Michael Hultquist - Chili Pepper Madness says
Patricia, use the proportions I have listed in the recipe. If you're concerned, check the ph with a reliable ph reader. You want 4.0 or below. Otherwise, use a pressure canner. I hope this helps.
I dont see a water / vinegar ratio in your recipe. Ingredients 28-32 ounces mixed chili pepper 4 cups white vinegar 2 tablespoons sugar 2 tablespoons pickling salt 1 tablespoon dried basil 2 large bay leaves says
I dont see a water / vinegar ratio in your recipe.
Ingredients
28-32 ounces mixed chili pepper
4 cups white vinegar
2 tablespoons sugar
2 tablespoons pickling salt
1 tablespoon dried basil
2 large bay leaves
Michael Hultquist - Chili Pepper Madness says
You want a pH of 4.6 or below for home pickling and pickles that will be preserved with the water bath method.
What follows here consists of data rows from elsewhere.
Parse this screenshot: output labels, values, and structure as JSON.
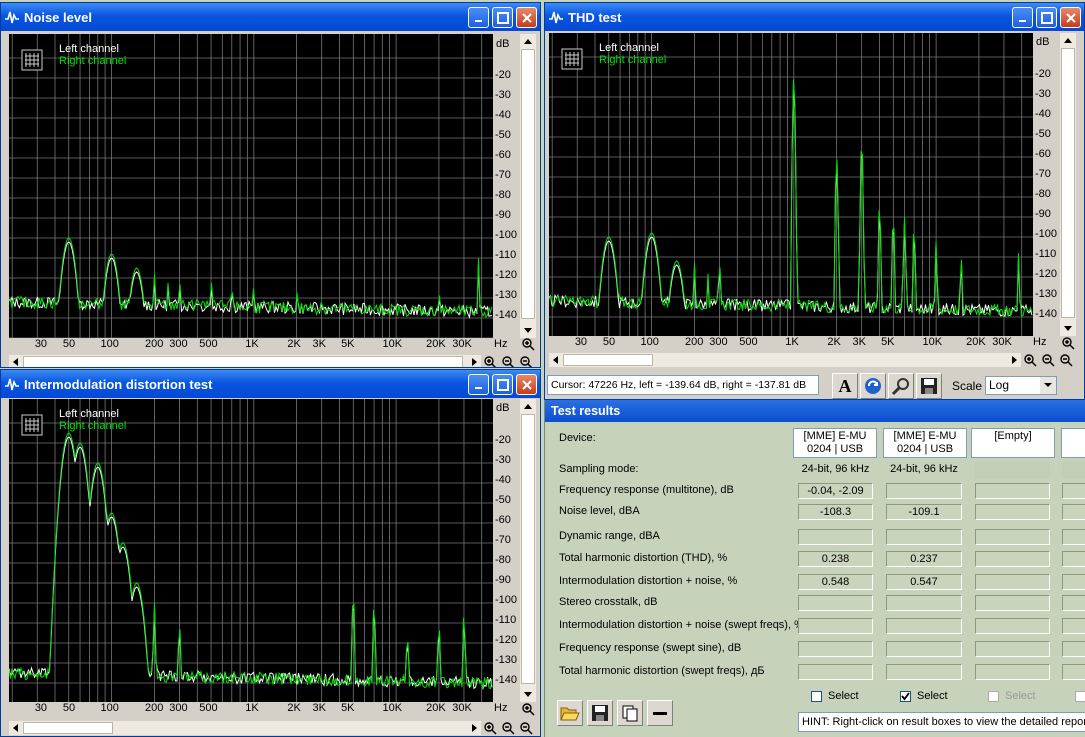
{
  "noise_window": {
    "title": "Noise level",
    "legend_left": "Left channel",
    "legend_right": "Right channel",
    "y_unit": "dB",
    "x_unit": "Hz"
  },
  "thd_window": {
    "title": "THD test",
    "legend_left": "Left channel",
    "legend_right": "Right channel",
    "y_unit": "dB",
    "x_unit": "Hz",
    "cursor_text": "Cursor:  47226 Hz,  left = -139.64 dB,  right = -137.81 dB",
    "scale_label": "Scale",
    "scale_value": "Log"
  },
  "imd_window": {
    "title": "Intermodulation distortion test",
    "legend_left": "Left channel",
    "legend_right": "Right channel",
    "y_unit": "dB",
    "x_unit": "Hz"
  },
  "y_ticks": [
    "-20",
    "-30",
    "-40",
    "-50",
    "-60",
    "-70",
    "-80",
    "-90",
    "-100",
    "-110",
    "-120",
    "-130",
    "-140"
  ],
  "x_ticks": [
    "30",
    "50",
    "100",
    "200",
    "300",
    "500",
    "1K",
    "2K",
    "3K",
    "5K",
    "10K",
    "20K",
    "30K"
  ],
  "results": {
    "title": "Test results",
    "device_label": "Device:",
    "devices": [
      "[MME] E-MU\n0204 | USB",
      "[MME] E-MU\n0204 | USB",
      "[Empty]"
    ],
    "rows": [
      {
        "label": "Sampling mode:",
        "v1": "24-bit, 96 kHz",
        "v2": "24-bit, 96 kHz",
        "plain": true
      },
      {
        "label": "Frequency response (multitone), dB",
        "v1": "-0.04, -2.09",
        "v2": ""
      },
      {
        "label": "Noise level, dBA",
        "v1": "-108.3",
        "v2": "-109.1"
      },
      {
        "label": "Dynamic range, dBA",
        "v1": "",
        "v2": ""
      },
      {
        "label": "Total harmonic distortion (THD), %",
        "v1": "0.238",
        "v2": "0.237"
      },
      {
        "label": "Intermodulation distortion + noise, %",
        "v1": "0.548",
        "v2": "0.547"
      },
      {
        "label": "Stereo crosstalk, dB",
        "v1": "",
        "v2": ""
      },
      {
        "label": "Intermodulation distortion + noise (swept freqs), %",
        "v1": "",
        "v2": ""
      },
      {
        "label": "Frequency response (swept sine), dB",
        "v1": "",
        "v2": ""
      },
      {
        "label": "Total harmonic distortion (swept freqs), дБ",
        "v1": "",
        "v2": ""
      }
    ],
    "select_labels": [
      "Select",
      "Select",
      "Select"
    ],
    "select_checked": [
      false,
      true,
      false
    ],
    "hint": "HINT: Right-click on result boxes to view the detailed report"
  },
  "colors": {
    "title_bar": "#0a56e0",
    "plot_bg": "#000000",
    "left_channel": "#ffffff",
    "right_channel": "#00e000",
    "results_bg": "#c6d2b9"
  }
}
Above 4.6 and botulism can form. A general rule of thumb with pickling is to use a minimum 50/50 ratio of 5% vinegar to water. So that is, 50% of 5% acid vinegar / 50% water. I use much more vinegar in my recipes because I enjoy the "pickled" flavor, and it is safer with a lower pH.
Mato Mike says
4 cups white distilled vinegar (5 percent acidity)
1 cup water
Kent M. says
Can I reduce the sugar content? I don't like a sweet taste in men pickled peppers.
Michael Hultquist - Chili Pepper Madness says
Kent, yes, the sugar is optional. Salt and vinegar are the only real requirements for pickling and preserving.